Abstract

In this study, we report evidence for brittle deformation in a part of the Carpatho–Balkan orogen, which is explained in terms of effects of the rigid Moesian promontory of the European plate on fault kinematics in East Serbia. We focus on the westernmost part of the Getic Unit of the East Serbian Carpatho–Balkanides, i.e. the Gornjak–Ravanica Unit, located between two main thrusts that were repeatedly activated from Early Cretaceous to recent times. We combine a new data set on fault kinematics and tectonic paleostress tensors, with literature data about neotectonic and recent fault activity, in order to reconstruct brittle tectonic events that were active in this area since Oligocene times. Two brittle tectonic phases were distinguished.
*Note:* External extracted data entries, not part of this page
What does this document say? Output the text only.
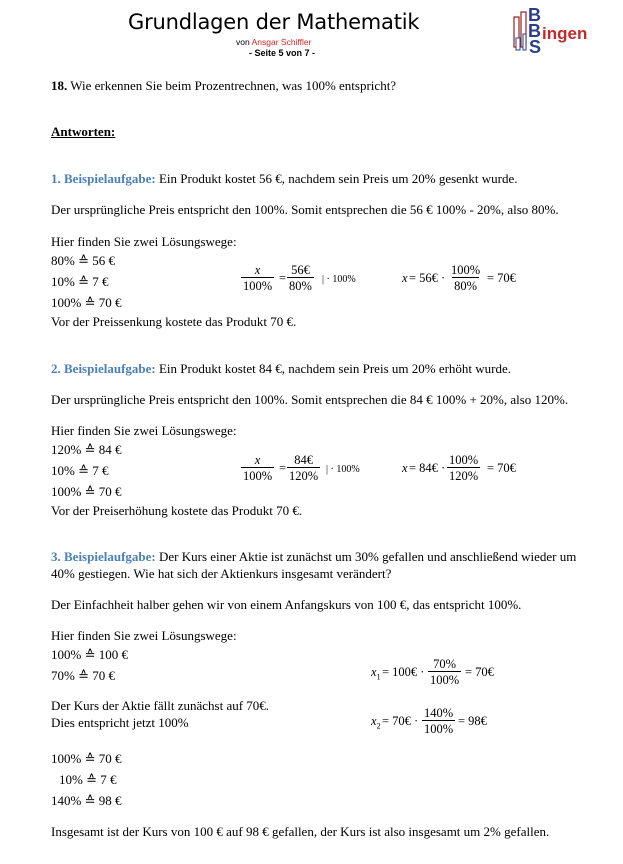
Grundlagen der Mathematik
von Ansgar Schiffler
- Seite 5 von 7 -
B
B
S
ingen
18. Wie erkennen Sie beim Prozentrechnen, was 100% entspricht?
Antworten:
1. Beispielaufgabe: Ein Produkt kostet 56 €, nachdem sein Preis um 20% gesenkt wurde.
Der ursprüngliche Preis entspricht den 100%. Somit entsprechen die 56 € 100% - 20%, also 80%.
Hier finden Sie zwei Lösungswege:
80% ≙ 56 €
10% ≙ 7 €
100% ≙ 70 €
Vor der Preissenkung kostete das Produkt 70 €.
$\frac{x}{100\%} = \frac{56€}{80\%}$ | · 100%	x = 56€ · $\frac{100\%}{80\%}$ = 70€
2. Beispielaufgabe: Ein Produkt kostet 84 €, nachdem sein Preis um 20% erhöht wurde.
Der ursprüngliche Preis entspricht den 100%. Somit entsprechen die 84 € 100% + 20%, also 120%.
Hier finden Sie zwei Lösungswege:
120% ≙ 84 €
10% ≙ 7 €
100% ≙ 70 €
Vor der Preiserhöhung kostete das Produkt 70 €.
$\frac{x}{100\%} = \frac{84€}{120\%}$ | · 100%	x = 84€ · $\frac{100\%}{120\%}$ = 70€
3. Beispielaufgabe: Der Kurs einer Aktie ist zunächst um 30% gefallen und anschließend wieder um
40% gestiegen. Wie hat sich der Aktienkurs insgesamt verändert?
Der Einfachheit halber gehen wir von einem Anfangskurs von 100 €, das entspricht 100%.
Hier finden Sie zwei Lösungswege:
100% ≙ 100 €
70% ≙ 70 €
Der Kurs der Aktie fällt zunächst auf 70€.
Dies entspricht jetzt 100%
100% ≙ 70 €
10% ≙ 7 €
140% ≙ 98 €
Insgesamt ist der Kurs von 100 € auf 98 € gefallen, der Kurs ist also insgesamt um 2% gefallen.
$x_1$ = 100€ · $\frac{70\%}{100\%}$ = 70€
$x_2$ = 70€ · $\frac{140\%}{100\%}$ = 98€
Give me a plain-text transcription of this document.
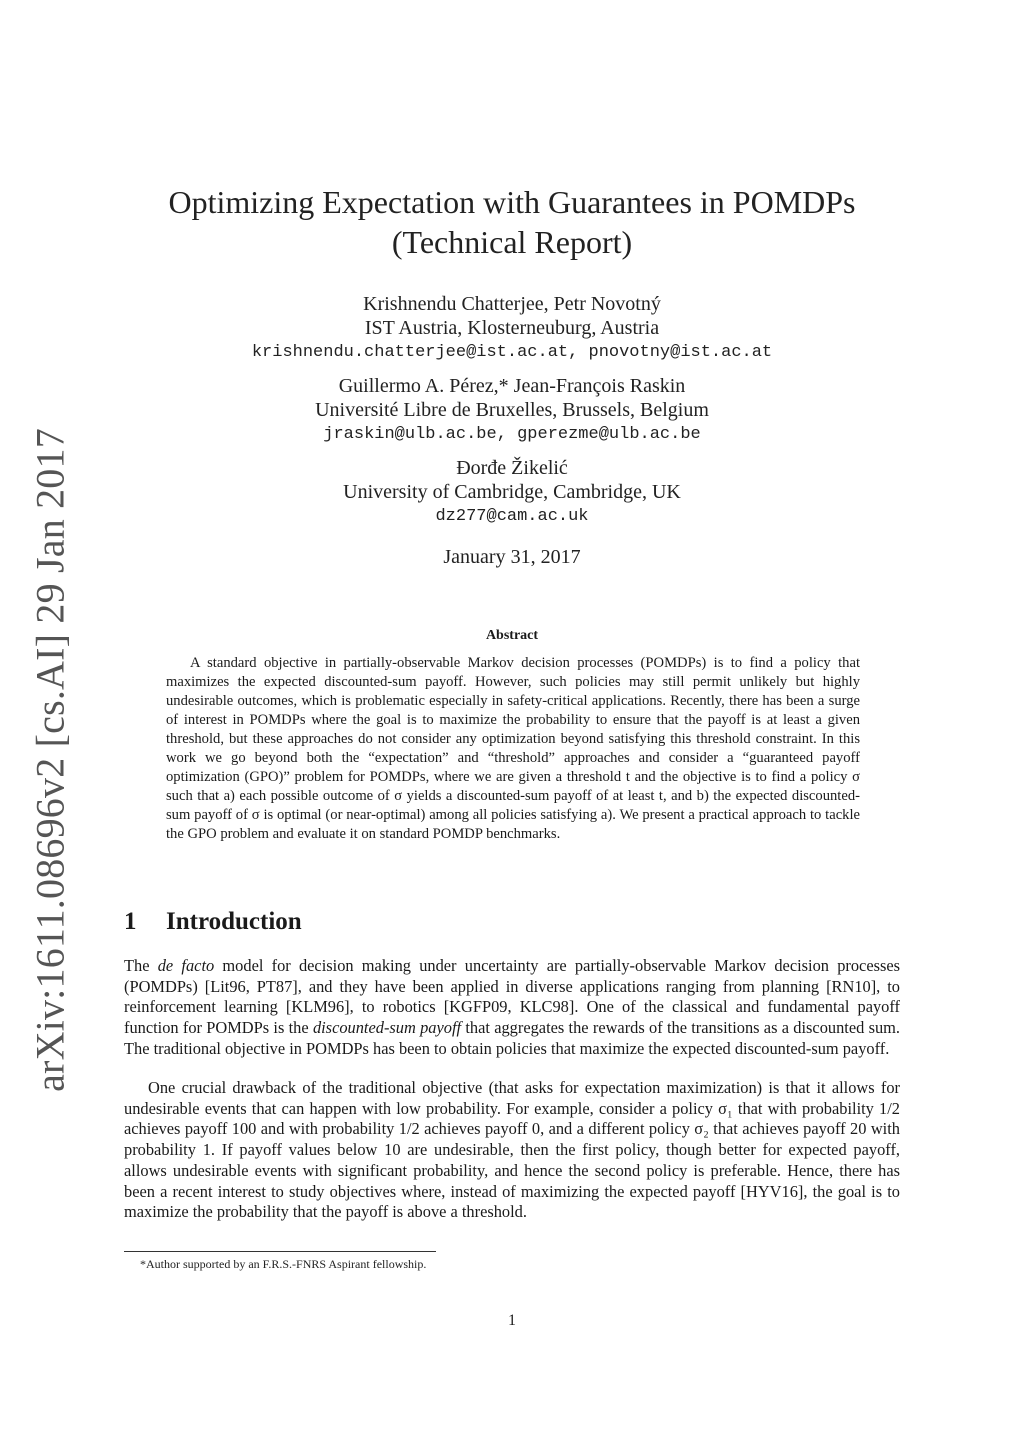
arXiv:1611.08696v2 [cs.AI] 29 Jan 2017
Optimizing Expectation with Guarantees in POMDPs
(Technical Report)
Krishnendu Chatterjee, Petr Novotný
IST Austria, Klosterneuburg, Austria
krishnendu.chatterjee@ist.ac.at, pnovotny@ist.ac.at
Guillermo A. Pérez,* Jean-François Raskin
Université Libre de Bruxelles, Brussels, Belgium
jraskin@ulb.ac.be, gperezme@ulb.ac.be
Đorđe Žikelić
University of Cambridge, Cambridge, UK
dz277@cam.ac.uk
January 31, 2017
Abstract
A standard objective in partially-observable Markov decision processes (POMDPs) is to find a policy that maximizes the expected discounted-sum payoff. However, such policies may still permit unlikely but highly undesirable outcomes, which is problematic especially in safety-critical applications. Recently, there has been a surge of interest in POMDPs where the goal is to maximize the probability to ensure that the payoff is at least a given threshold, but these approaches do not consider any optimization beyond satisfying this threshold constraint. In this work we go beyond both the “expectation” and “threshold” approaches and consider a “guaranteed payoff optimization (GPO)” problem for POMDPs, where we are given a threshold t and the objective is to find a policy σ such that a) each possible outcome of σ yields a discounted-sum payoff of at least t, and b) the expected discounted-sum payoff of σ is optimal (or near-optimal) among all policies satisfying a). We present a practical approach to tackle the GPO problem and evaluate it on standard POMDP benchmarks.
1 Introduction
The de facto model for decision making under uncertainty are partially-observable Markov decision processes (POMDPs) [Lit96, PT87], and they have been applied in diverse applications ranging from planning [RN10], to reinforcement learning [KLM96], to robotics [KGFP09, KLC98]. One of the classical and fundamental payoff function for POMDPs is the discounted-sum payoff that aggregates the rewards of the transitions as a discounted sum. The traditional objective in POMDPs has been to obtain policies that maximize the expected discounted-sum payoff.
One crucial drawback of the traditional objective (that asks for expectation maximization) is that it allows for undesirable events that can happen with low probability. For example, consider a policy σ₁ that with probability 1/2 achieves payoff 100 and with probability 1/2 achieves payoff 0, and a different policy σ₂ that achieves payoff 20 with probability 1. If payoff values below 10 are undesirable, then the first policy, though better for expected payoff, allows undesirable events with significant probability, and hence the second policy is preferable. Hence, there has been a recent interest to study objectives where, instead of maximizing the expected payoff [HYV16], the goal is to maximize the probability that the payoff is above a threshold.
*Author supported by an F.R.S.-FNRS Aspirant fellowship.
1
The older phase was most probably active from the Oligocene to the end of the middle Miocene, and was characterized by the activation of faults that accommodated a complex sequence of clockwise rotations of the Dacia mega-unit around the rigid Moesian promontory. The younger deformational phase most likely started in the late Miocene and is probably still active in recent time. It is characterized by strike-slip tectonics, resulting from the far-field stress generated by the collision of the Adriatic microplate, the Moesian promontory and the tectonic units in between. This stress field is shown to be highly heterogeneous even in the relatively small research area; local areas of transtension and transpression have also been very important in controlling the fault kinematics in the western part of the Getic Unit.